ECLI:NL:TAHVD:2015:191 Hof van Discipline 's-Hertogenbosch 7323

ECLI: ECLI:NL:TAHVD:2015:191
Datum uitspraak: 08-06-2015
Datum publicatie: 09-06-2015
Zaaknummer(s): 7323
Onderwerp:
  • Maatregelen, subonderwerp: Schorsing
  • Zorg voor de cliënt, subonderwerp: Kwaliteit van de dienstverlening
  • Zorg voor de cliënt, subonderwerp: Kwaliteit van de dienstverlening
  • Zorg voor de cliënt, subonderwerp: Financiën
Beslissingen: Voorwaardelijke schorsing
Inhoudsindicatie: Verweerder nam zaak aan van klager en ontving voorschot van 5000 Euro maar ondernam nagenoeg niets. Raad legde 6 maanden waarvan 5 voorwaardelijk op met bijzondere voorwaarde de 5000 Euro terug te betalen. Voor de behandeling bij het hof was dit bedrag terugbetaald. De omstandigheden maken dat het hof de maatregel van 6 maanden schorsing geheel voorwaardelijk oplegt.
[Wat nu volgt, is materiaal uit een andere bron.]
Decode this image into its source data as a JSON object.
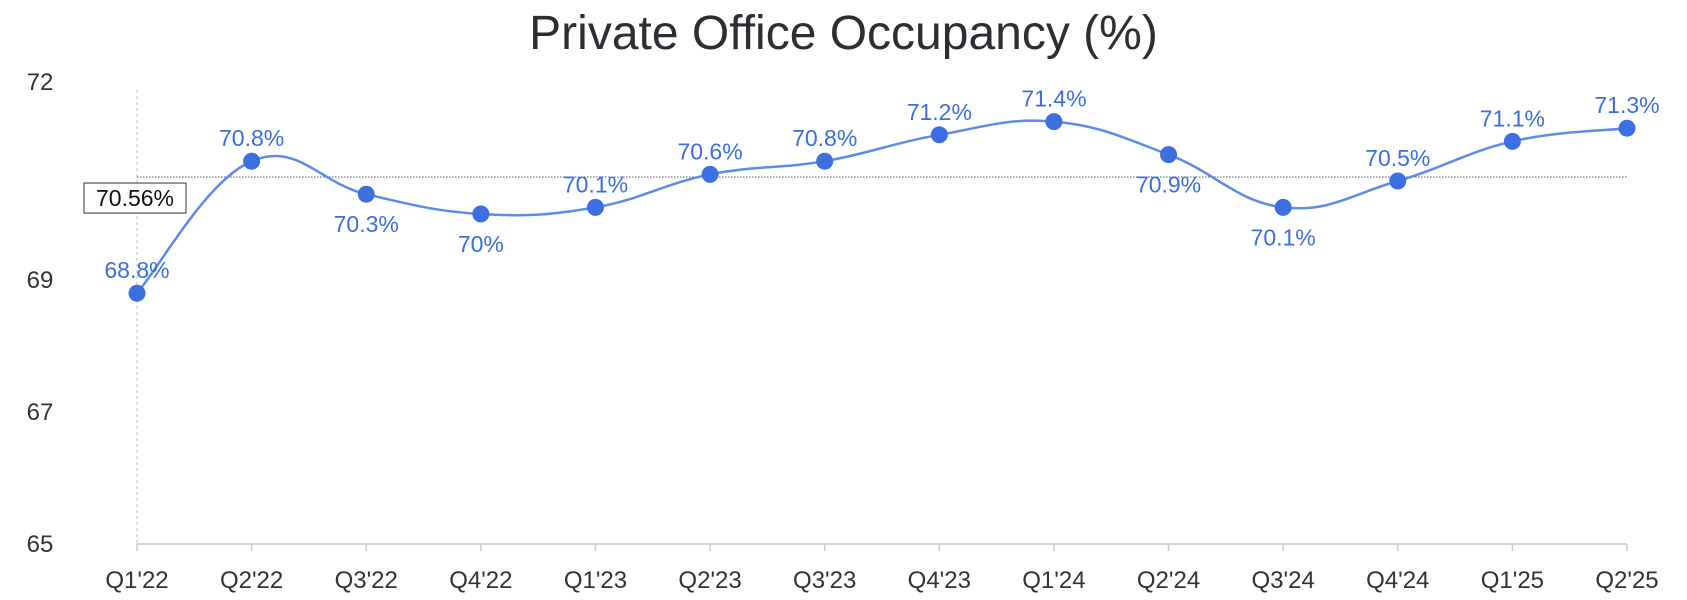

Beslissing van 8 juni 2015

in de zaak 7323

naar aanleiding van het hoger beroep van:

verweerder

tegen:

klaagster

en het dekenbezwaar van:

de deken in het arrondissement Amsterdam

deken

1    HET GEDING IN EERSTE AANLEG

Het hof verwijst naar de beslissing van de Raad van Discipline in het ressort Amsterdam (verder: de raad) van 7 oktober 2014, gewezen onder nummers 14 183A en14-184A, aan partijen toegezonden op 7 oktober 2014, waarbij zowel een klacht van klaagster als het dekenbezwaar tegen verweerder gegrond zijn verklaard en aan verweerder de maatregel van schorsing in de uitoefening van de praktijk is opgelegd van zes maanden, waarvan vijf voorwaardelijk met als bijzondere voorwaarde dat verweerder binnen een maand na het onherroepelijk worden van de uitspraak van de raad het door klaagster betaalde voorschot van € 5000,- terugbetaalt door bijschrijving van dit bedrag op de derdengeldenrekening van de deken.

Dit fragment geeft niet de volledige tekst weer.